Enquanto olhava pra linha do horizonte, ouvi alguém subindo. Era dona Amélia, com aquele jeito cheio de pressa.
— Precisamos conversar. — Ela disse, ofegante.
— Que foi, dona Amélia? Valentina aprontou alguma?
Ela balançou a cabeça, negando.
— É coisa séria. Ouvi um boato de que os caras do outro lado da cidade estão querendo invadir o morro. Estão achando que tem muito movimento aqui e tão de olho nas bocas.

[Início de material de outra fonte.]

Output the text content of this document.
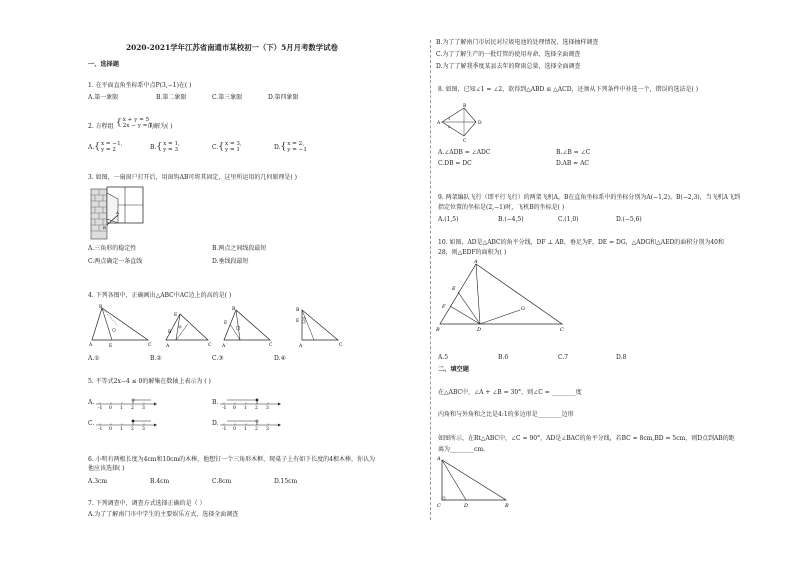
2020-2021学年江苏省南通市某校初一（下）5月月考数学试卷
一、选择题
1. 在平面直角坐标系中点P(3,−1)在( )
A.第一象限	B.第二象限	C.第三象限	D.第四象限
2. 方程组 { x + y = 5
2x − y = 1
的解为( )
A. { x = −1,
y = 2	B. { x = 1,
y = 3	C. { x = 3,
y = 1	D. { x = 2,
y = −1
3. 如图，一扇窗户打开后，用窗钩AB可将其固定，这里所运用的几何原理是( )
A
B
A.三角形的稳定性	B.两点之间线段最短
C.两点确定一条直线	D.垂线段最短
4. 下列各图中，正确画出△ABC中AC边上的高的是( )
B
A	E	C
E
B
A	C
B
E
A	C
B
E
A	C
A.①	B.②	C.③	D.④
5. 不等式2x−4 ≤ 0的解集在数轴上表示为 ( )
A.	B.
C.	D.
-1 0 1 2 3	-1 0 1 2 3
-1 0 1 2 3	-1 0 1 2 3
6. 小明有两根长度为4cm和10cm的木棒，他想钉一个三角形木框，现桌子上有如下长度的4根木棒，你认为
他应该选择( )
A.3cm	B.4cm	C.8cm	D.15cm
7. 下列调查中，调查方式选择正确的是（ ）
A.为了了解南门市中学生的主要娱乐方式，选择全面调查
B.为了了解南门市居民对垃圾电池的处理情况，选择抽样调查
C.为了了解生产的一批灯管的使用寿命，选择全面调查
D.为了了解我季度某县去年的降雨总量，选择全面调查
8. 如图，已知∠1 = ∠2，欲得到△ABD ≌ △ACD，还须从下列条件中补选一个，错误的选法是( )
A
B
C
D
1
2
A.∠ADB = ∠ADC	B.∠B = ∠C
C.DB = DC	D.AB = AC
9. 两架编队飞行（即平行飞行）的两架飞机A，B在直角坐标系中的坐标分别为A(−1,2)，B(−2,3)，当飞机A飞到
指定位置的坐标是(2,−1)时，飞机B的坐标是( )
A.(1,5)	B.(−4,5)	C.(1,0)	D.(−5,6)
10. 如图，AD是△ABC的角平分线，DF ⊥ AB，垂足为F，DE = DG，△ADG和△AED的面积分别为40和
28，则△EDF的面积为( )
A
E
F	G
B	D	C
A.5	B.6	C.7	D.8
二、填空题
在△ABC中，∠A + ∠B = 30°，则∠C = ________度
内角和与外角和之比是4:1的多边形是________边形
如图所示，在Rt△ABC中，∠C = 90°，AD是∠BAC的角平分线，若BC = 8cm,BD = 5cm，则D点到AB的距
离为________cm。
A
C	D	B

Isso era preocupante. Já fazia tempo que o morro estava tranquilo, mas essas coisas nunca ficavam assim por muito tempo.
— Quem falou isso? — perguntei, franzindo a testa.

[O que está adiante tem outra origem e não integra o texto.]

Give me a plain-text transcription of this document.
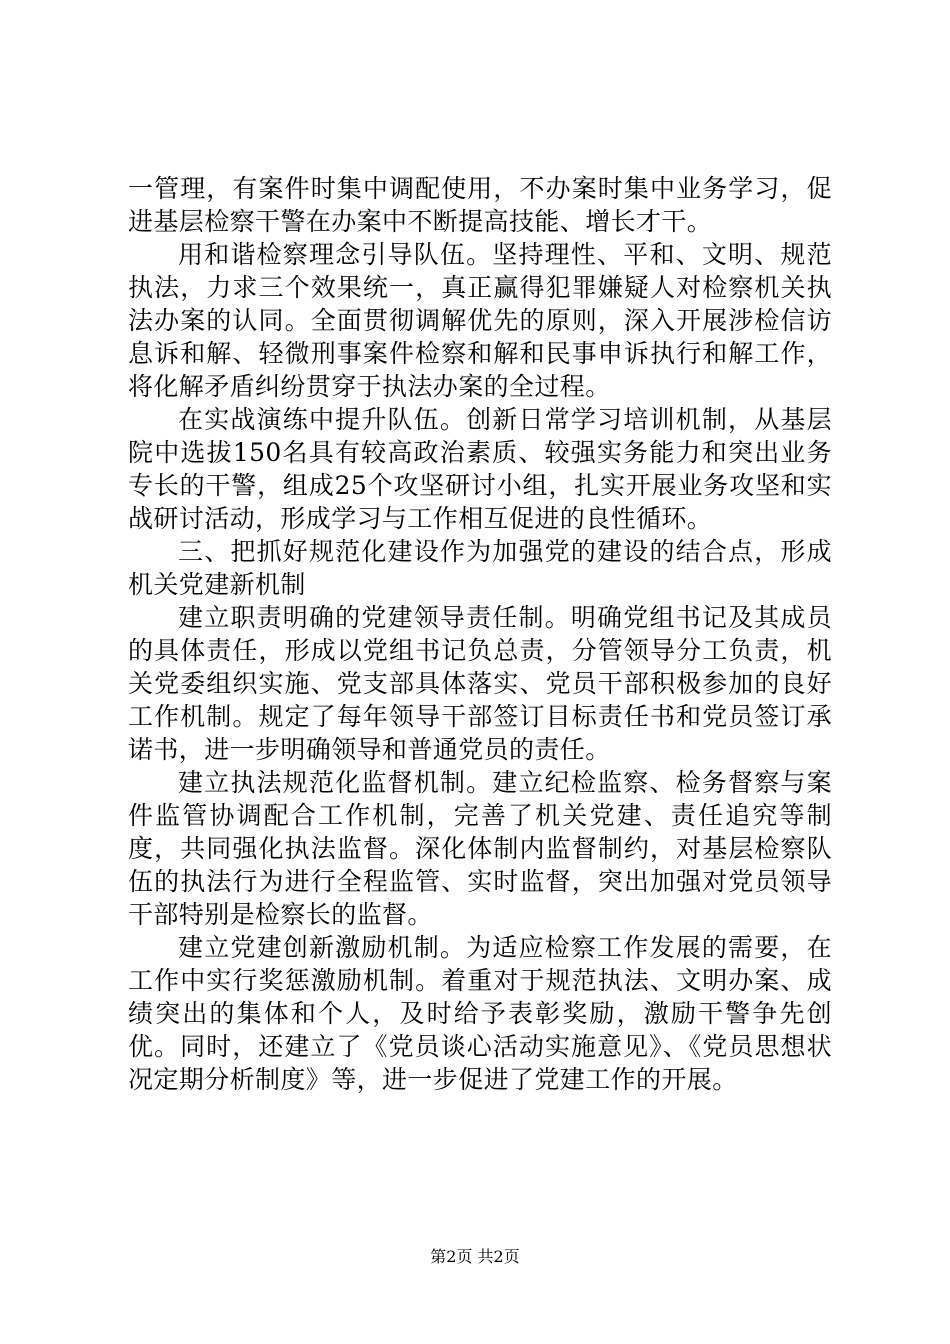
一管理，有案件时集中调配使用，不办案时集中业务学习，促进基层检察干警在办案中不断提高技能、增长才干。

用和谐检察理念引导队伍。坚持理性、平和、文明、规范执法，力求三个效果统一，真正赢得犯罪嫌疑人对检察机关执法办案的认同。全面贯彻调解优先的原则，深入开展涉检信访息诉和解、轻微刑事案件检察和解和民事申诉执行和解工作，将化解矛盾纠纷贯穿于执法办案的全过程。

在实战演练中提升队伍。创新日常学习培训机制，从基层院中选拔150名具有较高政治素质、较强实务能力和突出业务专长的干警，组成25个攻坚研讨小组，扎实开展业务攻坚和实战研讨活动，形成学习与工作相互促进的良性循环。

三、把抓好规范化建设作为加强党的建设的结合点，形成机关党建新机制

建立职责明确的党建领导责任制。明确党组书记及其成员的具体责任，形成以党组书记负总责，分管领导分工负责，机关党委组织实施、党支部具体落实、党员干部积极参加的良好工作机制。规定了每年领导干部签订目标责任书和党员签订承诺书，进一步明确领导和普通党员的责任。

建立执法规范化监督机制。建立纪检监察、检务督察与案件监管协调配合工作机制，完善了机关党建、责任追究等制度，共同强化执法监督。深化体制内监督制约，对基层检察队伍的执法行为进行全程监管、实时监督，突出加强对党员领导干部特别是检察长的监督。

建立党建创新激励机制。为适应检察工作发展的需要，在工作中实行奖惩激励机制。着重对于规范执法、文明办案、成绩突出的集体和个人，及时给予表彰奖励，激励干警争先创优。同时，还建立了《党员谈心活动实施意见》、《党员思想状况定期分析制度》等，进一步促进了党建工作的开展。

第2页 共2页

— Ouvi os caras cochichando quando fui buscar legumes na feira. Não quis alarmar ninguém, mas achei que você precisava saber.
Fiquei pensativo, com as palavras de dona Amélia ecoando na minha cabeça. Se aquilo fosse verdade, a coisa podia ficar feia. A tranquilidade do morro era sustentada pela influência que a gente tinha, mas também pela discrição. Qualquer movimento errado e tudo desandava.
— Valeu pelo aviso, dona Amélia. Vou averiguar isso.
Voltei pro barraco e já liguei pro Jaguatirica.
— Fala, mano. Preciso de você aqui agora. Parece que tá pintando problema.
Jaguatirica não demorou a chegar. Veio sozinho, sem a Raquel nem o moleque, como eu esperava.
— Que foi, mano? Tava indo pro mercado de novo comprar o leite da cria. — Ele falou, brincando, mas percebeu rápido pelo meu semblante que a coisa era séria.
— Recebi um papo estranho de que os caras da Zona Oeste tão planejando invadir o morro. Dizem que tão de olho nas nossas bocas.
— p***a, mano... Esses caras tão na pindaíba, só pode. m*l conseguem manter a área deles, e agora tão querendo comprar briga aqui?
— Pois é. Só que não quero esperar pra ver se é verdade ou não. Chama os moleques de confiança, mas sem alarde. Quero checar isso hoje ainda.
O dia que tinha começado tranquilo começou a tomar um rumo diferente. Enquanto os manos organizavam a equipe, fui pra minha sala pegar o rádio e confirmar com os olheiros se tinham notado algo estranho. Uns falaram que viram carros rondando, mas ainda nada concreto. Eu sabia que, nesse meio, o erro era esperar demais. Ou você agia, ou perdia espaço.
Voltei pra casa antes de sair, passei no quarto da Valentina e a vi brincando com uns papéis. Ela olhou pra mim com aquele sorriso, sem saber do que se passava lá fora.
— Tá fazendo o quê, princesa?
— Um desenho pra você, tio. É a gente na moto!
Sorri de canto e dei um beijo na cabeça dela. Aquele mundinho inocente dela era o que eu mais queria proteger.
— Continua aí, tá? O tio vai resolver umas coisas.
Enquanto saía do quarto, me preparei mentalmente. Sabia que, se aquele boato fosse verdadeiro, os próximos dias seriam de tensão e provavelmente sangue. Chegaram os manos e Jaguatirica na porta.
— Tá tudo pronto, chefe. É só dar o comando. — Ele disse.
Eu suspirei fundo e olhei pra rua, sabendo que aquela tranquilidade podia ser a última antes de tudo mudar.